A regular expression, also known as a rule expression. It is usually used to retrieve and replace texts that conform to a certain pattern (rule.

Three features of Regular Expressions: 1. Strong flexibility, logic, and functionality; 2. the ability to quickly achieve complex String Control in an extremely simple way. 3. It is difficult for new contacts.

1. metacharacters:

Common metacharacters
Symbol Description
. Match any character except linefeed
\ W Match letters, numbers, underscores, or Chinese Characters
\ S Match any blank space character
\ D Matching number
\ B Start or end of a matching word
^ Start of matching character
$ End of matching character









Example: \ ba \ w * \ B matches a word that starts with the letter a-first at the beginning of a word (\ B), then, then there are any number of letters or numbers (\ w *), and finally the end of the word (\ B ).

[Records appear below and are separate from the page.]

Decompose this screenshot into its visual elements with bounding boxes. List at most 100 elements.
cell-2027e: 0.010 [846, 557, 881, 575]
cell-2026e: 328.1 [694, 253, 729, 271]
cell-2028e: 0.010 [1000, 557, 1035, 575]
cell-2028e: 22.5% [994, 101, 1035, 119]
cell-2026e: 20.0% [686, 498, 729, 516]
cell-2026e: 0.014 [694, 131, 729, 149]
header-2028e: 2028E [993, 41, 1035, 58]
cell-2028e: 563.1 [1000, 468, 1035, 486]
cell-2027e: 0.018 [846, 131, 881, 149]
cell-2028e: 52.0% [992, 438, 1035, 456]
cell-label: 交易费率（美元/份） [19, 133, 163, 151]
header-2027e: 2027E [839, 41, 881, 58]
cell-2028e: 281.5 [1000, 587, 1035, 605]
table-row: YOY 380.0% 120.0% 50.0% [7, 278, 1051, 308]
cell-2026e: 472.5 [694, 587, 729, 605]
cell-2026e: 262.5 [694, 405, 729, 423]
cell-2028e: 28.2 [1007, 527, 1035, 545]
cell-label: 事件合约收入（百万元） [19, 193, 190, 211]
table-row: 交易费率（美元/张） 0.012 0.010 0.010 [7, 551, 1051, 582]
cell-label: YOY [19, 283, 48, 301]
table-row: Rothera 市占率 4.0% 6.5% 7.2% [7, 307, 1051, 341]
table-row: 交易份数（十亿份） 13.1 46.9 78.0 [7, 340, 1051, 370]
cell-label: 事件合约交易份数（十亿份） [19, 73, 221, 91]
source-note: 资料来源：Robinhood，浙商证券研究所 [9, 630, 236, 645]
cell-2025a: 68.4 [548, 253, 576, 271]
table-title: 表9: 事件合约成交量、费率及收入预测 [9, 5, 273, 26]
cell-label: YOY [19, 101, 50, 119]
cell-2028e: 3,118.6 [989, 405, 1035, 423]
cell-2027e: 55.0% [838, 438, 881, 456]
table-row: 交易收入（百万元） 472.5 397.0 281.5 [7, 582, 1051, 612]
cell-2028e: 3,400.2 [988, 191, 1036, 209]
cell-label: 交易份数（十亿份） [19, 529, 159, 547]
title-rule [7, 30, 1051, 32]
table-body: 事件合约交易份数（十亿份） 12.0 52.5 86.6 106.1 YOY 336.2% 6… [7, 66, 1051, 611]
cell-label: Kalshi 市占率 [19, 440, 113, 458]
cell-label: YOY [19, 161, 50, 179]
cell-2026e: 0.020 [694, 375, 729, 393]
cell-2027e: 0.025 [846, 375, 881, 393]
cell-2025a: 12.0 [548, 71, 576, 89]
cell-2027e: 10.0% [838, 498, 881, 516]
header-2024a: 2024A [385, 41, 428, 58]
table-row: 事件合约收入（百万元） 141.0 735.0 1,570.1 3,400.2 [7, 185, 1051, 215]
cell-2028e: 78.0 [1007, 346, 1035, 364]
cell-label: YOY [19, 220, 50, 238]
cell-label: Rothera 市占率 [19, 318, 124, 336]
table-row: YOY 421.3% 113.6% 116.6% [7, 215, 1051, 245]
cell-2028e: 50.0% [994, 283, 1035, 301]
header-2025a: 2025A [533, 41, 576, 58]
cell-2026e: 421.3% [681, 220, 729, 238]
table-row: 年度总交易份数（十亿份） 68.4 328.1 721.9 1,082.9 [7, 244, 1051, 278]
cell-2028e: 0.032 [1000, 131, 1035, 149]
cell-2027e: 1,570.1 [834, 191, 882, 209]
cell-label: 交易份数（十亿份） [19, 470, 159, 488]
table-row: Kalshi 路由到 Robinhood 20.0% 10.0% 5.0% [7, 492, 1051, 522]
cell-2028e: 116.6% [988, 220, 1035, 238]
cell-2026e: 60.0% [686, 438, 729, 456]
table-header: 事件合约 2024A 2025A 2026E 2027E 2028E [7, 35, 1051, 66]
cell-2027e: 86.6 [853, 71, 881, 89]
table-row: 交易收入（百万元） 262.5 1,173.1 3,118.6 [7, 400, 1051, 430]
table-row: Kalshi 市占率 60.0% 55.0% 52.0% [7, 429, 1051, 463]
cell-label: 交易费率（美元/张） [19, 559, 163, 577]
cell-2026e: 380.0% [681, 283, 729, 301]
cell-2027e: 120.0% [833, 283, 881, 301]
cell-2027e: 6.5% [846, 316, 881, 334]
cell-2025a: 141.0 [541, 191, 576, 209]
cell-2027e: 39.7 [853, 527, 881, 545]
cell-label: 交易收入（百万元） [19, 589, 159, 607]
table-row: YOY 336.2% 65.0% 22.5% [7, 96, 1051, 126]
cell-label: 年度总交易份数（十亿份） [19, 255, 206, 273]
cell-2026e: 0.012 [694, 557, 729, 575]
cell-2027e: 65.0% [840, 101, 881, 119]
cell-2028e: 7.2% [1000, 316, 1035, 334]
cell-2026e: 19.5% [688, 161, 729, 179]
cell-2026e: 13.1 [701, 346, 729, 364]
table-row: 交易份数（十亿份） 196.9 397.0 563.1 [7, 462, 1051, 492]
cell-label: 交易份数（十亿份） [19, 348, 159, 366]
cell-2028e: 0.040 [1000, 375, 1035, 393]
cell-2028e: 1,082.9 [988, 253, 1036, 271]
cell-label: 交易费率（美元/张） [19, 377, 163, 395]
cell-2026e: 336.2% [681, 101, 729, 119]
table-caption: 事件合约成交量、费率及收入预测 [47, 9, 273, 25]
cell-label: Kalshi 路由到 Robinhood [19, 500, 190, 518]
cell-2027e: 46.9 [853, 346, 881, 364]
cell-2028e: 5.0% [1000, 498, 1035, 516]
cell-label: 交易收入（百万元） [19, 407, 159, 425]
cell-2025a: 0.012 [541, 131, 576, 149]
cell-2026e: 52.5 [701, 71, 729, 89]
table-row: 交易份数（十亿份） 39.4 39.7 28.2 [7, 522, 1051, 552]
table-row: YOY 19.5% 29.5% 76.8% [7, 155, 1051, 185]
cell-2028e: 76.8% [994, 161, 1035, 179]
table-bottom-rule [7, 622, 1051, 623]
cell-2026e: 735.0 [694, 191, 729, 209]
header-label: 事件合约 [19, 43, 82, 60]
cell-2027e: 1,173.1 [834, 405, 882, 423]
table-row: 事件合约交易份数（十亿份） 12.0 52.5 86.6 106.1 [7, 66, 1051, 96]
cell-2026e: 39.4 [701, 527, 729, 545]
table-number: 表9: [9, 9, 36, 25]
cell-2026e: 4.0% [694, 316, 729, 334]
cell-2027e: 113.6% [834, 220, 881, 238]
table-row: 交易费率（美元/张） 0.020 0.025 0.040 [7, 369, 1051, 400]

\ D + matches one or more consecutive numbers. Here, the "+" is similar to the "*" metacharacters. The difference is that * matches any number of times (which may be 0 times), and "+" matches one or more times.

\ B \ w {6} \ B matches exactly 6 Characters of words. {5, 12} indicates that the number of repetitions cannot be less than 5, but not more than 12. Otherwise, none of them match.

2. escape characters:

If you want to find the metacharacters themselves, for example, if you want to search for. Or *, you may encounter a problem: You cannot specify them because they will be interpreted as other meanings. In this case, you must use \ to cancel the special meanings of these characters. Therefore, you should use \. And \*. Of course, to find the \ itself, you also need to use \\.

For example, baidu \. com matches, C: \ Windows matches C: \ Windows.

3. Qualifier (repeated ):

You have read the above matching methods *, +, {2}, {5, 12. The following are all the qualifiers in the regular expression (a specified number of codes, such as *, {5, 12 ):

Common delimiters
Code Description
* Repeated 0 or more times
+ Repeat once or more times
? Zero or one repetition
{N} Repeated n times
{N ,} Repeat n times or more times
{N, m} Repeat n to m times









4. character class:

To search for numbers, letters, or numbers, the blank space is very simple, because there are already metacharacters corresponding to these character sets, but what should you do if you want to match character sets that do not have predefined metacharacters (such as vowels a, e, I, o, u?

You just need to list them in square brackets. For example, [aeiou] matches any English vowel, [.?!] Match punctuation marks (. Or? Or !).

We can also easily specify a character range. For example, [0-9] indicates that the meaning is exactly the same as \ d: a digit; similarly, [a-z0-9A-Z _] is equivalent to \ w (if only English is considered ).

The following is a more complex expression :\(? 0 \ d {2} [)-]? \ D {8 }.

This expression can match phone numbers in several formats, such as (010) 88886666, 022-22334455, or 02912345678. Let's analyze it. First, it is an escape character \ (it can appear 0 times or once (?), Then there is a 0 followed by two numbers (\ d {2}), followed by one of),-, or space. It appears once or does not appear (?), The last eight digits are (\ d {8 }).